You don't need to be serving high tea to enjoy these gluten free English scones. They bake up so tall and light and can be served any time of day with jam, clotted cream, butter, or just plain!
In large bowl, measure flour and add sugar and baking powder. Whisk to combine.
Add butter and using either fork or hand, "rub" into flour mixture until mixture resembles fine breadcrumbs. Whisk 3 eggs in separate bowl and add to flour/butter mixture, stirring to combine (I used my hand for this process).
Pour half the milk into the dough and using a wooden spoon (or your hand), gently mix dough, turning and moving from the bottom to make sure all flour is incorporated. You may need more milk to form a wet, sticky dough. (I used about ¾ of the milk, but it will depend on your climate).

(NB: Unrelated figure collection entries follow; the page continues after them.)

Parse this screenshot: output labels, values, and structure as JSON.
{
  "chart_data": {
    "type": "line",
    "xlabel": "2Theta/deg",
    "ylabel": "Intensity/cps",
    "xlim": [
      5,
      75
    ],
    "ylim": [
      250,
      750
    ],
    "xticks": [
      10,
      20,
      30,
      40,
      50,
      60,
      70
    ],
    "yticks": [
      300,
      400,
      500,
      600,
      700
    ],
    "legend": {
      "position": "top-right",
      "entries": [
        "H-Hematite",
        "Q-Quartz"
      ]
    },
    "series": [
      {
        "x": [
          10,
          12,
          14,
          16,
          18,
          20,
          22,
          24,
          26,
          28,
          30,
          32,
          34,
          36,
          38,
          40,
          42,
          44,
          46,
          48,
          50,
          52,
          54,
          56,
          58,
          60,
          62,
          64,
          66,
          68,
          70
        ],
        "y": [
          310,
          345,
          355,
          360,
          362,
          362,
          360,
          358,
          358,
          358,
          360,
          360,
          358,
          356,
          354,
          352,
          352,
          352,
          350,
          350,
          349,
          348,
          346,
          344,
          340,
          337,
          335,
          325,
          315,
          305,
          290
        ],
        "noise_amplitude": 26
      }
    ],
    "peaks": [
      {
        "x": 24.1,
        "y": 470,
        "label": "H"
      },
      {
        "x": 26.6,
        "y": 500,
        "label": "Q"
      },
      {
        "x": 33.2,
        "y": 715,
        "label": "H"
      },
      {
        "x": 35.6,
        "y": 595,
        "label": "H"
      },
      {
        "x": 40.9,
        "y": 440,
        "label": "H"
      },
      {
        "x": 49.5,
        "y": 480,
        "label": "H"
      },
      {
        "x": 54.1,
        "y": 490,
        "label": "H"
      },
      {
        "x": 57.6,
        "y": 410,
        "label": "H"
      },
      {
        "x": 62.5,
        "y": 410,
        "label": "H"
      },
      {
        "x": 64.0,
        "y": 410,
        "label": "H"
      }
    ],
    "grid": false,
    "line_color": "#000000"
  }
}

Sprinkle work surface with flour and dump dough out onto surface. Knead gently and briefly until a smooth dough forms. Pat dough into 1-inch thick round. Cut dough with biscuit (round) cutter about 2 inches in diameter (or larger if you prefer). Place scones on parchment-lined baking sheet 2 inches apart. Add 1 egg to any leftover milk and whisk to combine. Brush egg/milk mixture onto tops of scones. Let scones sit on baking sheet while you preheat the oven to 425° (this will allow the baking powder to begin activating).
Bake scones for about 10 minutes for 2-inch scones, 15-20 minutes for larger size. Don't over bake. They will double or even triple in height and be very lightly browned.
Serve with jam, clotted cream, butter, or simply plain. Enjoy!!